Hama's engineers also decided to add regenerative braking to the devices, returning power to the batteries if you coast downhill. In perfect conditions, the firm was able to squeeze 22km of travel out of a single charge, although that did require friction-free roads and plenty of downhill slopes. In the real world, the company believes that you'll get 18km out of the larger model and 15km out of its slightly smaller sibling.
The two models are almost exactly the same, with matching internals as well as the same battery and software. The only real difference is that one, the X Cruiser, comes with 10-inch air-inflated tires, while the S-Cruiser packs 6.5-inch solid wheels. The X is designed to be more of a long-distance model, while the S variant is more maneuverable for powered sports, acrobatics and general messing around. The former will retail for €599, while the latter is priced at €579, and both will be available in Europe towards the end of September. As for the US? Hama has no distribution network in the States, so it'll be up to plucky import fiends who want to test out the safety claims.
Given the popularity of self-balancing skateboards and their subsequent banning due to safety regulations, it's possible that the first safe model could corner the market.
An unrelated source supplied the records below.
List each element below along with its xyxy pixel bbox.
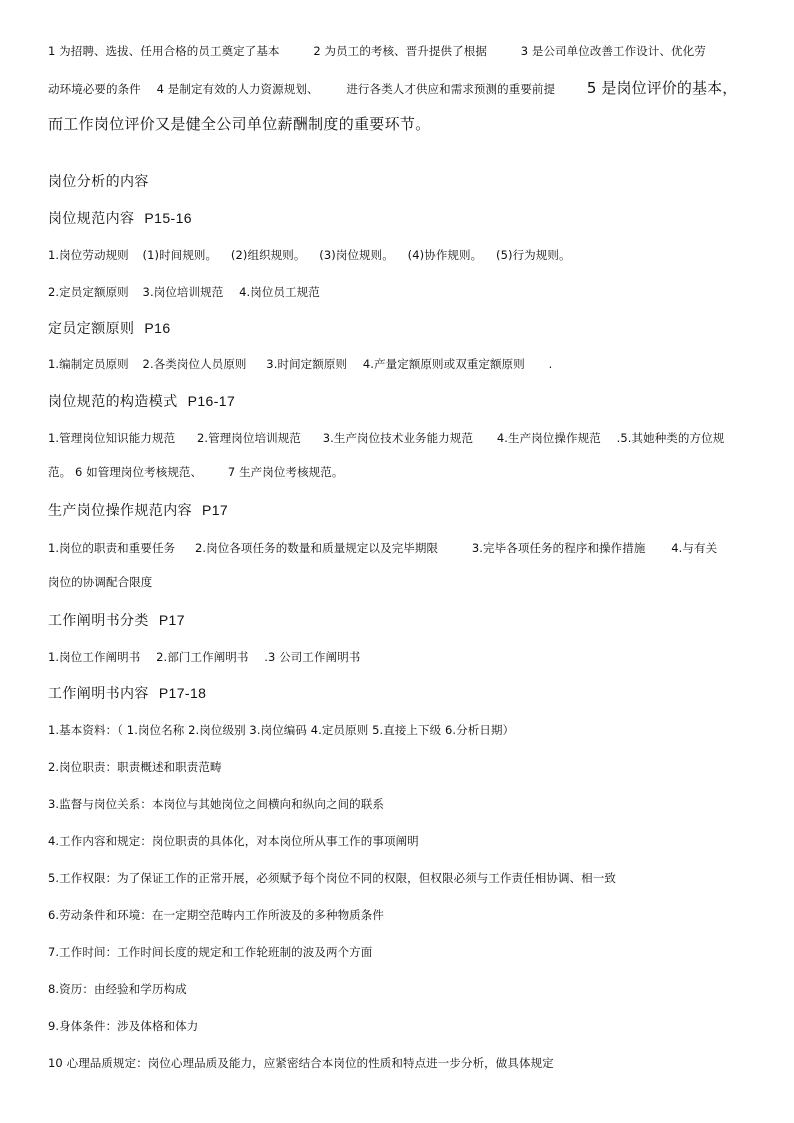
heading-structure <box>48 391 235 412</box>
heading-text: 岗位规范的构造模式 <box>48 394 178 410</box>
list-item: 2.定员定额原则 <box>48 285 129 299</box>
production-line-1 <box>48 540 717 556</box>
jd-item-4: 4.工作内容和规定：岗位职责的具体化，对本岗位所从事工作的事项阐明 <box>48 834 419 848</box>
structure-line-1 <box>48 430 724 446</box>
intro-line-2 <box>48 80 737 97</box>
page-ref: P16 <box>144 320 171 336</box>
list-item: (1)时间规则。 <box>142 248 218 262</box>
list-item: 4.岗位员工规范 <box>239 285 320 299</box>
jd-item-10: 10 心理品质规定：岗位心理品质及能力，应紧密结合本岗位的性质和特点进一步分析，做具体规定 <box>48 1056 554 1070</box>
heading-text: 生产岗位操作规范内容 <box>48 503 192 519</box>
jd-item-8: 8.资历：由经验和学历构成 <box>48 982 187 996</box>
page-ref: P16-17 <box>187 393 236 409</box>
intro-point-1: 1 为招聘、选拔、任用合格的员工奠定了基本 <box>48 44 280 58</box>
list-item: 1.岗位工作阐明书 <box>48 650 141 664</box>
heading-spec-content <box>48 208 192 229</box>
list-item: 范。 6 如管理岗位考核规范、 <box>48 465 203 479</box>
list-item: 2.各类岗位人员原则 <box>142 357 247 371</box>
list-item: (2)组织规则。 <box>230 248 306 262</box>
heading-text: 岗位规范内容 <box>48 211 135 227</box>
list-item: 3.生产岗位技术业务能力规范 <box>322 431 474 445</box>
staffing-line-1 <box>48 356 552 372</box>
heading-jd-content <box>48 683 206 704</box>
intro-point-5: 5 是岗位评价的基本， <box>586 79 738 97</box>
intro-point-4-cont: 进行各类人才供应和需求预测的重要前提 <box>346 82 556 96</box>
list-item: . <box>548 357 553 371</box>
list-item: 4.与有关 <box>671 541 718 555</box>
list-item: (4)协作规则。 <box>407 248 483 262</box>
heading-jd-types <box>48 610 185 631</box>
jd-item-5: 5.工作权限：为了保证工作的正常开展，必须赋予每个岗位不同的权限，但权限必须与工作责任相协调、相一致 <box>48 871 616 885</box>
intro-point-3-cont: 动环境必要的条件 <box>48 82 141 96</box>
page-ref: P17-18 <box>158 685 207 701</box>
list-item: 3.岗位培训规范 <box>142 285 224 299</box>
list-item: .3 公司工作阐明书 <box>264 650 361 664</box>
list-item: (5)行为规则。 <box>495 248 571 262</box>
heading-text: 工作阐明书内容 <box>48 686 149 702</box>
heading-production <box>48 500 228 521</box>
jd-item-9: 9.身体条件：涉及体格和体力 <box>48 1019 199 1033</box>
list-item: (3)岗位规则。 <box>319 248 394 262</box>
list-item: 1.岗位的职责和重要任务 <box>48 541 176 555</box>
list-item: 4.生产岗位操作规范 <box>496 431 601 445</box>
jd-item-6: 6.劳动条件和环境：在一定期空范畴内工作所波及的多种物质条件 <box>48 908 384 922</box>
jd-item-1: 1.基本资料：（ 1.岗位名称 2.岗位级别 3.岗位编码 4.定员原则 5.直接上下级 6.分析日期） <box>48 723 515 737</box>
list-item: 2.管理岗位培训规范 <box>196 431 301 445</box>
intro-line-3: 而工作岗位评价又是健全公司单位薪酬制度的重要环节。 <box>48 115 431 133</box>
jd-item-2: 2.岗位职责：职责概述和职责范畴 <box>48 760 222 774</box>
spec-content-line-2 <box>48 284 320 300</box>
heading-text: 工作阐明书分类 <box>48 613 149 629</box>
page-ref: P15-16 <box>144 210 192 226</box>
list-item: 1.编制定员原则 <box>48 357 129 371</box>
list-item: .5.其她种类的方位规 <box>616 431 725 445</box>
jd-item-3: 3.监督与岗位关系：本岗位与其她岗位之间横向和纵向之间的联系 <box>48 797 384 811</box>
intro-line-1 <box>48 43 706 59</box>
heading-staffing <box>48 318 171 339</box>
intro-point-4: 4 是制定有效的人力资源规划、 <box>156 82 319 96</box>
list-item: 7 生产岗位考核规范。 <box>227 465 344 479</box>
list-item: 2.岗位各项任务的数量和质量规定以及完毕期限 <box>194 541 439 555</box>
spec-content-line-1 <box>48 247 571 263</box>
page-ref: P17 <box>202 502 229 518</box>
jd-types-line-1 <box>48 649 360 665</box>
list-item: 3.时间定额原则 <box>266 357 348 371</box>
intro-point-2: 2 为员工的考核、晋升提供了根据 <box>313 44 487 58</box>
production-line-2: 岗位的协调配合限度 <box>48 575 153 589</box>
section-title: 岗位分析的内容 <box>48 174 149 190</box>
list-item: 2.部门工作阐明书 <box>156 650 249 664</box>
list-item: 1.管理岗位知识能力规范 <box>48 431 176 445</box>
structure-line-2 <box>48 464 343 480</box>
intro-point-3: 3 是公司单位改善工作设计、优化劳 <box>520 44 706 58</box>
list-item: 3.完毕各项任务的程序和操作措施 <box>471 541 646 555</box>
page-ref: P17 <box>158 612 185 628</box>
list-item: 4.产量定额原则或双重定额原则 <box>362 357 525 371</box>
jd-item-7: 7.工作时间：工作时间长度的规定和工作轮班制的波及两个方面 <box>48 945 373 959</box>
heading-text: 定员定额原则 <box>48 321 135 337</box>
list-item: 1.岗位劳动规则 <box>48 248 129 262</box>
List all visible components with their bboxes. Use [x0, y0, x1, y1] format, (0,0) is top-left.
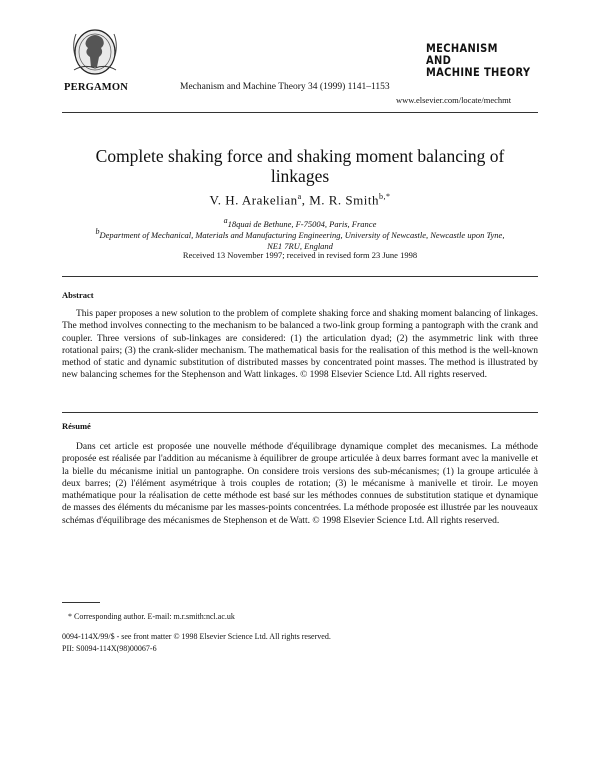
author-name: M. R. Smith: [309, 192, 379, 208]
paper-title: [60, 146, 540, 186]
footnote: * Corresponding author. E-mail: m.r.smith:ncl.ac.uk: [68, 612, 235, 621]
affiliation-b: $^b$Department of Mechanical, Materials and Manufacturing Engineering, University of Newcastle, Newcastle upon Tyne, NE1 7RU, England: [95, 227, 505, 251]
journal-logo-line: AND: [426, 53, 452, 67]
journal-logo-line: MACHINE THEORY: [426, 65, 531, 79]
abstract-heading: Abstract: [62, 290, 94, 300]
title-line: linkages: [270, 166, 330, 186]
author-list: [60, 192, 540, 208]
header-divider: [62, 112, 538, 113]
journal-citation: Mechanism and Machine Theory 34 (1999) 1141–1153: [180, 82, 390, 92]
divider: [62, 276, 538, 277]
journal-logo: [426, 41, 531, 79]
journal-url-link[interactable]: www.elsevier.com/locate/mechmt: [396, 95, 512, 105]
divider: [62, 412, 538, 413]
affiliation-a: $^a$18quai de Bethune, F-75004, Paris, France: [223, 216, 377, 229]
journal-logo-line: MECHANISM: [426, 41, 498, 55]
publisher-name: PERGAMON: [64, 82, 129, 93]
abstract-text: This paper proposes a new solution to the problem of complete shaking force and shaking moment balancing of linkages. The method involves connecting to the mechanism to be balanced a two-link group forming a pantograph with the crank and coupler. Three versions of sub-linkages are considered: (1) the articulation dyad; (2) the asymmetric link with three rotational pairs; (3) the crank-slider mechanism. The mathematical basis for the realisation of this method is the well-known method of static and dynamic substitution of distributed masses by concentrated point masses. The method is illustrated by new balancing schemes for the Stephenson and Watt linkages. © 1998 Elsevier Science Ltd. All rights reserved.: [62, 309, 538, 381]
affiliation-mark: a: [297, 192, 302, 201]
author-name: V. H. Arakelian: [209, 192, 298, 208]
pergamon-emblem-icon: [66, 26, 124, 78]
title-line: Complete shaking force and shaking moment balancing of: [95, 146, 505, 166]
author-separator: ,: [301, 192, 310, 208]
resume-heading: Résumé: [62, 421, 91, 431]
affiliation-mark: b: [95, 227, 100, 236]
affiliation-mark: b,: [379, 192, 386, 201]
footnote-divider: [62, 602, 100, 603]
resume-text: Dans cet article est proposée une nouvelle méthode d'équilibrage dynamique complet des mecanismes. La méthode proposée est réalisée par l'addition au mécanisme à équilibrer de groupe articulée à deux barres formant avec la manivelle et la bielle du mécanisme initial un pantographe. On considere trois versions des sub-mécanismes; (1) la groupe articulée à deux barres; (2) l'élément asymétrique à trois couples de rotation; (3) le mécanisme à manivelle et tiroir. Le moyen mathématique pour la réalisation de cette méthode est basé sur les méthodes connues de substitution statique et dynamique de masses des éléments du mécanisme par les masses-points concentrées. La méthode proposée est illustrée par les nouveaux schémas d'équilibrage des mécanismes de Stephenson et de Watt. © 1998 Elsevier Science Ltd. All rights reserved.: [62, 442, 538, 526]
received-dates: Received 13 November 1997; received in revised form 23 June 1998: [182, 250, 418, 260]
affiliation-mark: a: [223, 216, 228, 225]
corresponding-mark: *: [386, 192, 391, 201]
front-matter-line: 0094-114X/99/$ - see front matter © 1998 Elsevier Science Ltd. All rights reserved.: [62, 632, 331, 641]
pii-line: PII: S0094-114X(98)00067-6: [62, 644, 157, 653]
Then again, now that the devices have a reputation for being a fire risk, it may be hard to win over cynical buyers — wary parents who have heard the stories and don't want to burn their own homes down. It's a concern for Bobinger, who knows he has a lot of negative stereotypes to overcome if this product is going to be a success. He hopes, however, that as a German-made product, the trust that people put in BMW and Audi will trickle down to Hama as well.